Slotting in below HP’s existing line of Omen and Omen X systems, the new Pavilion Gaming line is focused entry-level and mainstream buyers featuring laptops, desktops and even a 32-inch gaming monitor, all starting at well under $1,000

Starting at $549, the Pavilion Gaming 690 tower is the cheapest of the bunch. It comes with an AMD Ryzen 3 2200G CPU, 8GB of RAM and a 1TB HDD, but can be configured with up to an 8th-gen Intel Core i7 CPU, 12GB of RAM and an Nvidia GTX 1060. The one drawback to the 690, is that due to its size, HP says the case can only accept half-sized GPUs—no 1070 or 1080 here.

That also means people who want extra graphics power will need to upgrade to the Pavilion Gaming 790, which starts at $749 for an i5 and a Nvidia 1050, but can be loaded with up to 32GB of RAM and a 1070 for $1,699.
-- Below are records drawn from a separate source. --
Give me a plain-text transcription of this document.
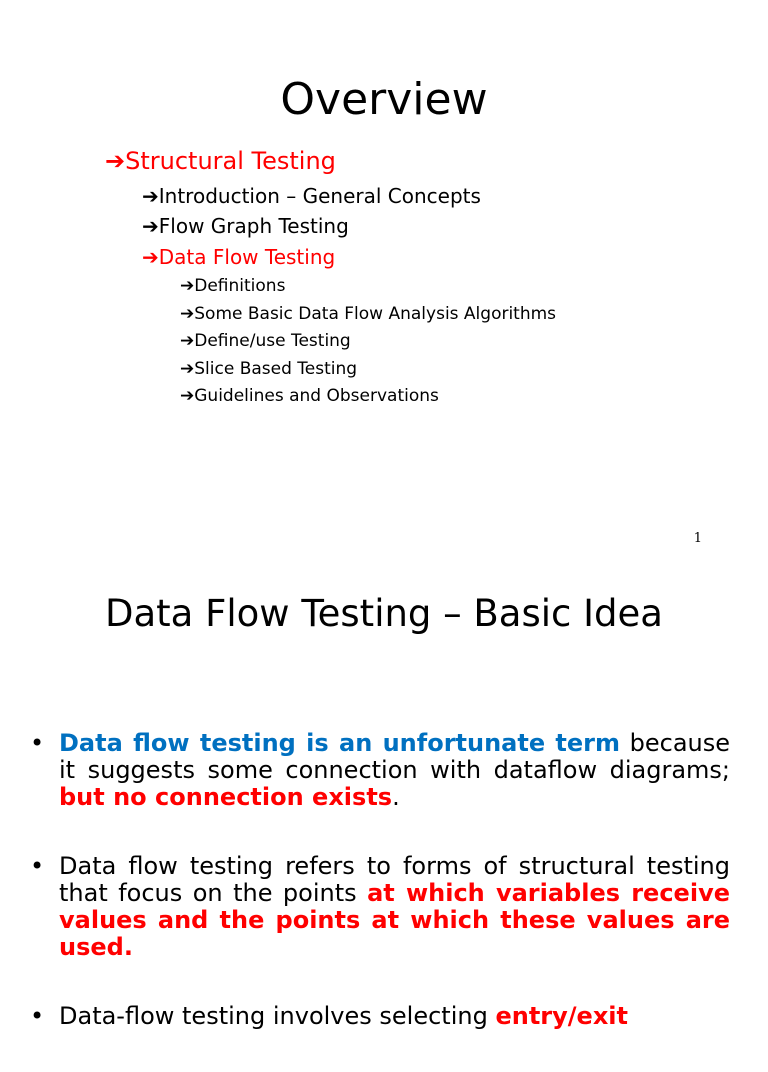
Overview
➔ Structural Testing
➔ Introduction – General Concepts
➔ Flow Graph Testing
➔ Data Flow Testing
➔ Definitions
➔ Some Basic Data Flow Analysis Algorithms
➔ Define/use Testing
➔ Slice Based Testing
➔ Guidelines and Observations
1
Data Flow Testing – Basic Idea
• Data flow testing is an unfortunate term because it suggests some connection with dataflow diagrams; but no connection exists.
• Data flow testing refers to forms of structural testing that focus on the points at which variables receive values and the points at which these values are used.
• Data-flow testing involves selecting entry/exit
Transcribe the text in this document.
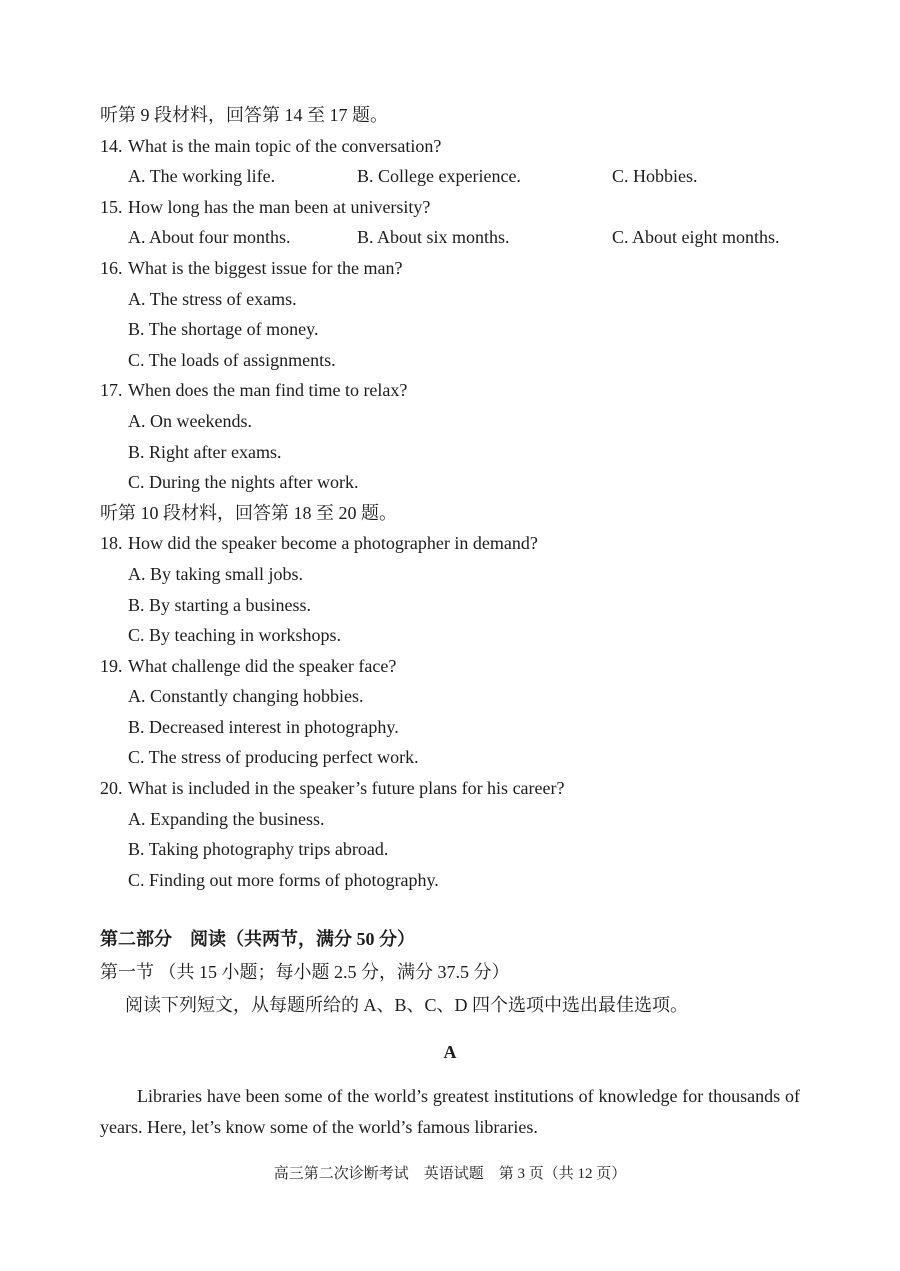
听第 9 段材料，回答第 14 至 17 题。
14. What is the main topic of the conversation?
A. The working life.	B. College experience.	C. Hobbies.
15. How long has the man been at university?
A. About four months.	B. About six months.	C. About eight months.
16. What is the biggest issue for the man?
A. The stress of exams.
B. The shortage of money.
C. The loads of assignments.
17. When does the man find time to relax?
A. On weekends.
B. Right after exams.
C. During the nights after work.
听第 10 段材料，回答第 18 至 20 题。
18. How did the speaker become a photographer in demand?
A. By taking small jobs.
B. By starting a business.
C. By teaching in workshops.
19. What challenge did the speaker face?
A. Constantly changing hobbies.
B. Decreased interest in photography.
C. The stress of producing perfect work.
20. What is included in the speaker’s future plans for his career?
A. Expanding the business.
B. Taking photography trips abroad.
C. Finding out more forms of photography.
第二部分　阅读（共两节，满分 50 分）
第一节 （共 15 小题；每小题 2.5 分，满分 37.5 分）
阅读下列短文，从每题所给的 A、B、C、D 四个选项中选出最佳选项。
A
Libraries have been some of the world’s greatest institutions of knowledge for thousands of years. Here, let’s know some of the world’s famous libraries.
高三第二次诊断考试　英语试题　第 3 页（共 12 页）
Meanwhile the cheapest Pavilion Gaming laptop (which is only available a a 15.6 model) starts at $800 for a i5 chip with 8GB of RAM, an Intel Optane drive with a 1TB HDD and 16GB of storage acceleration, and a Radeon RX 560X GPU. Additionally, aside from black and green color scheme HP is using for Pavilion gaming, the laptop will be available in purple and white accented models.

But perhaps the most interesting part of HP’s new portfolio is the 32-inch Pavilion Gaming HDR Display. While it doesn’t support the full HDR like you’d get on an expensive TV, the giant monitor is VESA Display HDR 600 compliant, which means its brightness is rated at up to 600 nits. 600 nits is dim compared to the panels found on TVs that can be over 1000 nits, but if you consider most phones and laptops can go over 500 nits you’ll recognize it’s still plenty bright. The the panel should also be able to cover up to 95% of the DCI-P3 color gamut—which means a lot more red and green that you’d be used to on a more standard sRGB display.